Testing a Composite Material According to Example 1:

[0094] A solution of 1 g/l CuSO*5H.sub.42 O in water is pumped through a bypass at a flow rate of 1 ml to obtain a baseline. After 10 min, the flow is switched to the hollow fiber membrane according to example 1, which is cast into a single module, by switching the valve. The effluent is detected with UV at 790 nm (absorption copper-aqua complex). As soon as the module is saturated with copper, a breakthrough of the metal occurs, which is detected due to its absorption. The amount of copper absorbed by the membrane is determined by comparison with the corresponding reference surface.

[0095] The same is done with a hollow fiber membrane as in example 1, which has not been coated with the polymer according to example 1.

[0096] The 1% breakthrough of the coated membrane occurs approx. 10 min later than that of the uncoated membrane. This corresponds to a copper uptake of approx. 40 mg/m membrane. A slower increase is also observed. Both of these results demonstrate the binding of copper from the solution to the coated phase.

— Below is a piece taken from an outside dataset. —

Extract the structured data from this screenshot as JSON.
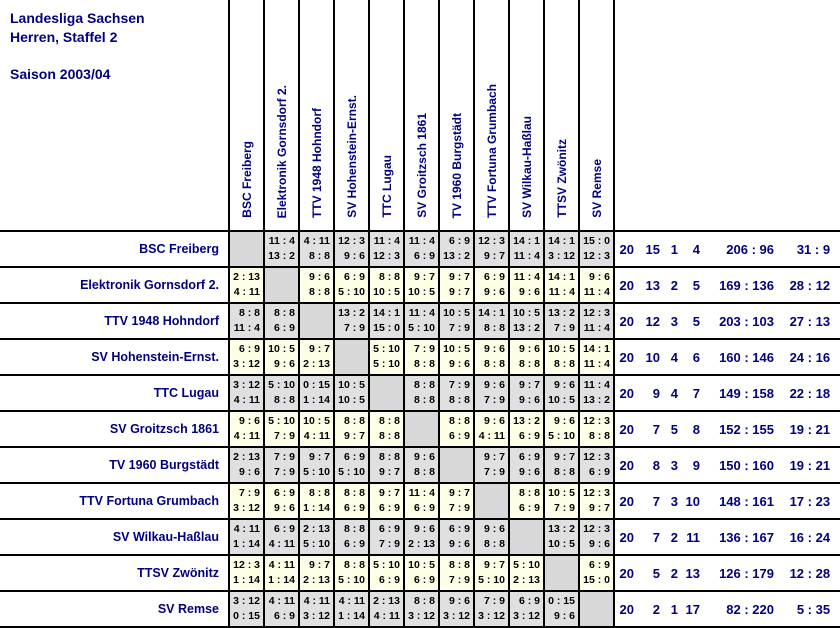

[0097] The breakthrough of the uncoated phase occurs when the dead volume of the module is filled (after about 5 min). The detection of the effluents is shown in FIG. 3.

Example 4

Testing a Composite Material According to Example 2:

[0098] 7 pieces of membrane prepared using the same adsorption process (example 2) are incubated with 7 different solutions of increasing copper sulphate concentration for 24 hours. The supernatant is separated and the concentration of unbound copper in solution is determined photometrically at a wavelength of 790 nm. The amount of copper absorbed is calculated and the isotherm determined (FIG. 4). This shows that the coated membrane binds approx. 20 mg/m membrane at the highest concentration tested. The course of the isotherm indicates that the maximum loading has not yet been reached.

Example 5

Coating of an Inorganic Monolith

[0099] A 10 inch hollow cylinder with a wall thickness of 1 cm made of porous ceramic with an average pore diameter of less than 5 ?m is washed with 10 L deionized water in both flow directions and then incubated in a solution of 200 g hydrolysed lupamine 4500 (10% m/m) in 800 mL deionized water for 24 h in a closed vessel on an overhead shaker. The supernatant solution is then decanted and the hollow cylinder is rinsed twice with 2 L isopropanol each time. The hollow cylinder is then treated in a solution of 8 g ethylene glycol diglycidyl ether in 990 mL isopropanol for 24 h on the overhead shaker. After completion, the supernatant is discarded and the work-up is carried out by washing with 5 L each of isopropanol, methanol, deionized water, 1 mol/L HCl (aq.), deionized water, 1 mol/L NaOH (aq.) and deionized water in this order.